На государевой службе - Геннадий Прашкевич Страница 4
На государевой службе - Геннадий Прашкевич читать онлайн бесплатно
Морозом выпирало воду из трещин, гнало по льду рек. Что-то страшно ухало, булькало на перевалах. Обмерзали растоптанные сапоги-уледницы, схватывались хрупким ледяным чулком. Уставали, протаптывая узенькую тропу в глубоких снегах. И все равно самое тяжкое – караулы.
Ночь.
Прокаленная Луна.
Белка прыгнет на ветку, бесшумно осыплет сухой снег.

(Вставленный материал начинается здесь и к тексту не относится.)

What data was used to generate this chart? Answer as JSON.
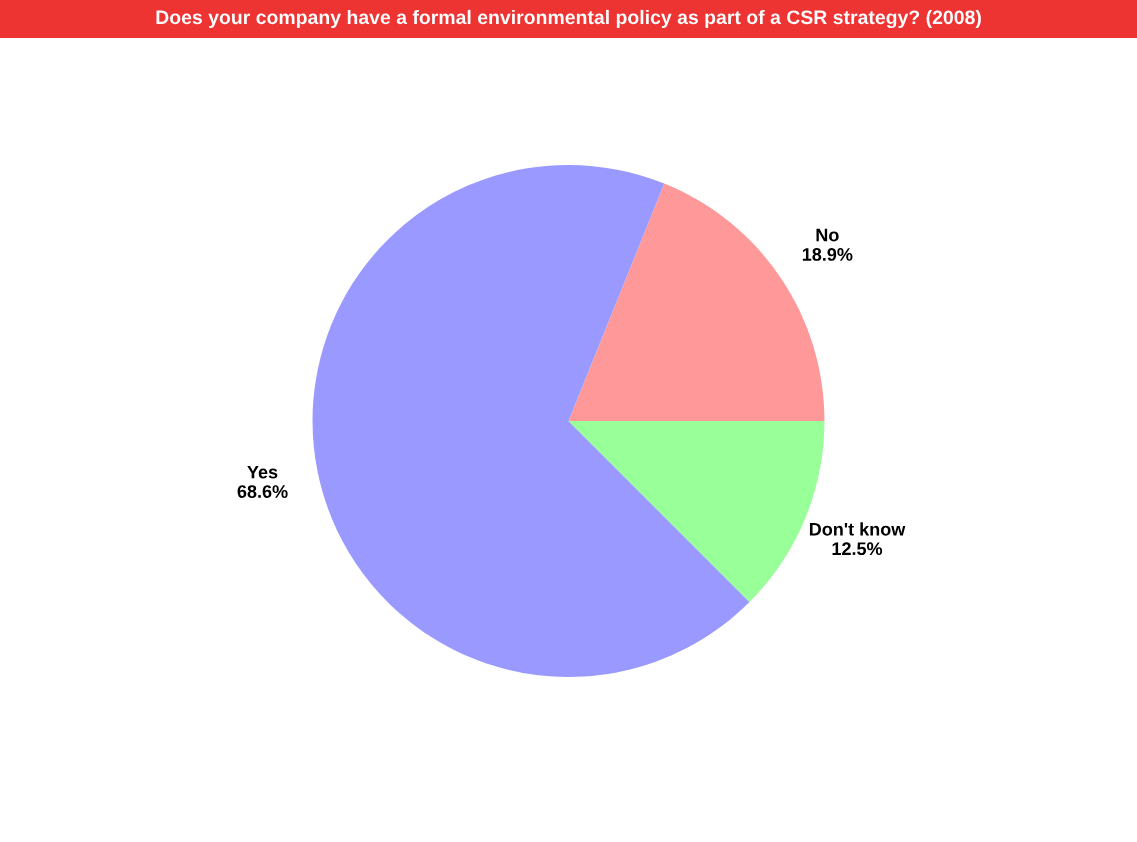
{
  "chart_data": {
    "type": "pie",
    "title": "Does your company have a formal environmental policy as part of a CSR strategy? (2008)",
    "categories": [
      "No",
      "Yes",
      "Don't know"
    ],
    "values": [
      18.9,
      68.6,
      12.5
    ],
    "value_labels": [
      "18.9%",
      "68.6%",
      "12.5%"
    ],
    "colors": [
      "#ff9999",
      "#9999ff",
      "#99ff99"
    ],
    "legend": false
  }
}
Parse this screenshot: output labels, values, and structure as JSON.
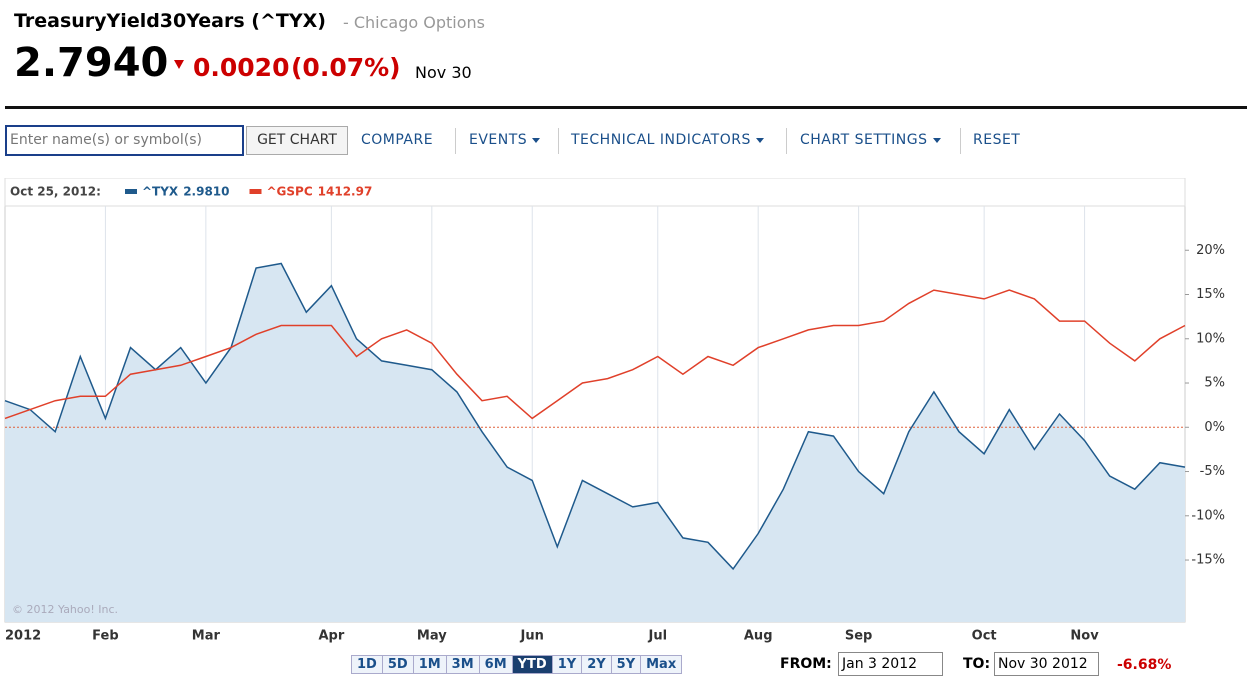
{
  "header": {
    "title": "TreasuryYield30Years (^TYX)",
    "source": "- Chicago Options",
    "price": "2.7940",
    "change": "0.0020",
    "change_pct": "(0.07%)",
    "date": "Nov 30"
  },
  "toolbar": {
    "input_placeholder": "Enter name(s) or symbol(s)",
    "get_chart": "GET CHART",
    "items": [
      "COMPARE",
      "EVENTS",
      "TECHNICAL INDICATORS",
      "CHART SETTINGS",
      "RESET"
    ]
  },
  "legend": {
    "date": "Oct 25, 2012:",
    "entries": [
      {
        "name": "^TYX",
        "value": "2.9810"
      },
      {
        "name": "^GSPC",
        "value": "1412.97"
      }
    ]
  },
  "copyright": "© 2012 Yahoo! Inc.",
  "ranges": [
    "1D",
    "5D",
    "1M",
    "3M",
    "6M",
    "YTD",
    "1Y",
    "2Y",
    "5Y",
    "Max"
  ],
  "active_range": "YTD",
  "from_label": "FROM:",
  "from_value": "Jan 3 2012",
  "to_label": "TO:",
  "to_value": "Nov 30 2012",
  "period_change": "-6.68%",
  "chart_data": {
    "type": "line",
    "categories": [
      "2012",
      null,
      null,
      null,
      "Feb",
      null,
      null,
      null,
      "Mar",
      null,
      null,
      null,
      null,
      "Apr",
      null,
      null,
      null,
      "May",
      null,
      null,
      null,
      "Jun",
      null,
      null,
      null,
      null,
      "Jul",
      null,
      null,
      null,
      "Aug",
      null,
      null,
      null,
      "Sep",
      null,
      null,
      null,
      null,
      "Oct",
      null,
      null,
      null,
      "Nov",
      null,
      null,
      null,
      null
    ],
    "series": [
      {
        "name": "^TYX",
        "color": "#1f5a8c",
        "fill": "#d7e6f2",
        "values": [
          3,
          2,
          -0.5,
          8,
          1,
          9,
          6.5,
          9,
          5,
          9,
          18,
          18.5,
          13,
          16,
          10,
          7.5,
          7,
          6.5,
          4,
          -0.5,
          -4.5,
          -6,
          -13.5,
          -6,
          -7.5,
          -9,
          -8.5,
          -12.5,
          -13,
          -16,
          -12,
          -7,
          -0.5,
          -1,
          -5,
          -7.5,
          -0.5,
          4,
          -0.5,
          -3,
          2,
          -2.5,
          1.5,
          -1.5,
          -5.5,
          -7,
          -4,
          -4.5
        ]
      },
      {
        "name": "^GSPC",
        "color": "#e0402a",
        "values": [
          1,
          2,
          3,
          3.5,
          3.5,
          6,
          6.5,
          7,
          8,
          9,
          10.5,
          11.5,
          11.5,
          11.5,
          8,
          10,
          11,
          9.5,
          6,
          3,
          3.5,
          1,
          3,
          5,
          5.5,
          6.5,
          8,
          6,
          8,
          7,
          9,
          10,
          11,
          11.5,
          11.5,
          12,
          14,
          15.5,
          15,
          14.5,
          15.5,
          14.5,
          12,
          12,
          9.5,
          7.5,
          10,
          11.5
        ]
      }
    ],
    "ylim": [
      -22,
      25
    ],
    "yticks": [
      {
        "value": -15,
        "label": "-15%"
      },
      {
        "value": -10,
        "label": "-10%"
      },
      {
        "value": -5,
        "label": "-5%"
      },
      {
        "value": 0,
        "label": "0%"
      },
      {
        "value": 5,
        "label": "5%"
      },
      {
        "value": 10,
        "label": "10%"
      },
      {
        "value": 15,
        "label": "15%"
      },
      {
        "value": 20,
        "label": "20%"
      }
    ],
    "reference_line": 0,
    "grid": true
  }
}
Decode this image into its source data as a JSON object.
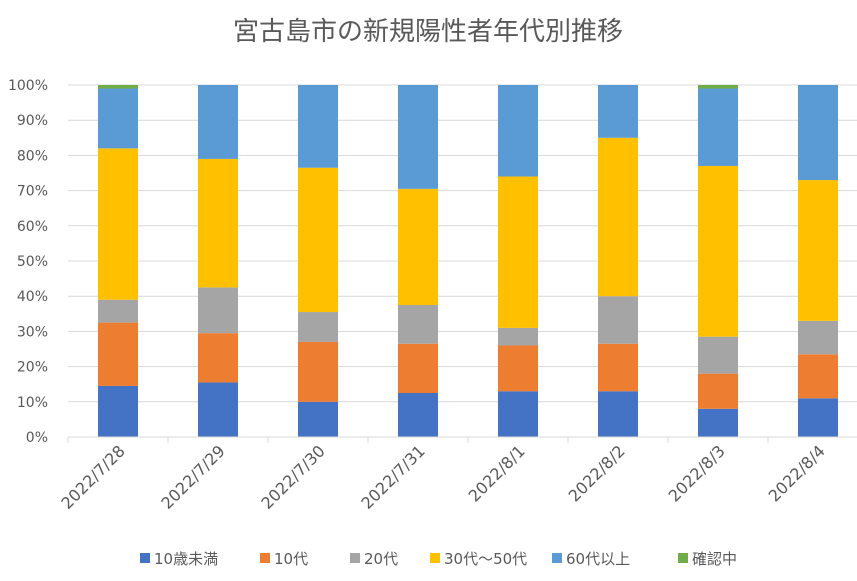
{
  "chart_data": {
    "type": "bar",
    "stacked": true,
    "percent_stacked": true,
    "title": "宮古島市の新規陽性者年代別推移",
    "xlabel": "",
    "ylabel": "",
    "ylim": [
      0,
      100
    ],
    "yticks": [
      "0%",
      "10%",
      "20%",
      "30%",
      "40%",
      "50%",
      "60%",
      "70%",
      "80%",
      "90%",
      "100%"
    ],
    "categories": [
      "2022/7/28",
      "2022/7/29",
      "2022/7/30",
      "2022/7/31",
      "2022/8/1",
      "2022/8/2",
      "2022/8/3",
      "2022/8/4"
    ],
    "legend_position": "bottom",
    "series": [
      {
        "name": "10歳未満",
        "color": "#4472C4",
        "values": [
          14.5,
          15.5,
          10.0,
          12.5,
          13.0,
          13.0,
          8.0,
          11.0
        ]
      },
      {
        "name": "10代",
        "color": "#ED7D31",
        "values": [
          18.0,
          14.0,
          17.0,
          14.0,
          13.0,
          13.5,
          10.0,
          12.5
        ]
      },
      {
        "name": "20代",
        "color": "#A5A5A5",
        "values": [
          6.5,
          13.0,
          8.5,
          11.0,
          5.0,
          13.5,
          10.5,
          9.5
        ]
      },
      {
        "name": "30代～50代",
        "color": "#FFC000",
        "values": [
          43.0,
          36.5,
          41.0,
          33.0,
          43.0,
          45.0,
          48.5,
          40.0
        ]
      },
      {
        "name": "60代以上",
        "color": "#5B9BD5",
        "values": [
          17.0,
          21.0,
          23.5,
          29.5,
          26.0,
          15.0,
          22.0,
          27.0
        ]
      },
      {
        "name": "確認中",
        "color": "#70AD47",
        "values": [
          1.0,
          0.0,
          0.0,
          0.0,
          0.0,
          0.0,
          1.0,
          0.0
        ]
      }
    ]
  }
}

От кого сторожиться? Зачем? Тут и людей никаких нет. Только над головой света разгул – пламя, лучи, огнистые стрелы. Христофор Шохин дернет ужасным вывернутым веком, заберет в кулак бороду, намекнет: юкагире! Это в небе костров их отблеск. Пугал: писаных рож так много, что когда зажигают костры, все небо начинает светиться. Белая птица летит над кострами, в час делается черной от дыма. Ужасно объяснял: у писаных по щекам, по лбу, по шее – черные полоски, точки, кружочки, за то их и прозвали писаными. А ядь – мясо оленье да рыба, ничего другого не ведают. Ну, разве иногда ядят друг друга. Гость придет, угостить нечем, вот и закалают к обеду детей, а иногда самого гостя. Шел ты в другое место, а пришел к нам, умно рассуждают, значит, ты и есть наша пища. Невелики ростом, плосколицы (вож презрительно косился на Лоскута, почему-то не терпел Гришку), но стрелять из луков весьма горазды – тупой стрелой издалека бьют соболя.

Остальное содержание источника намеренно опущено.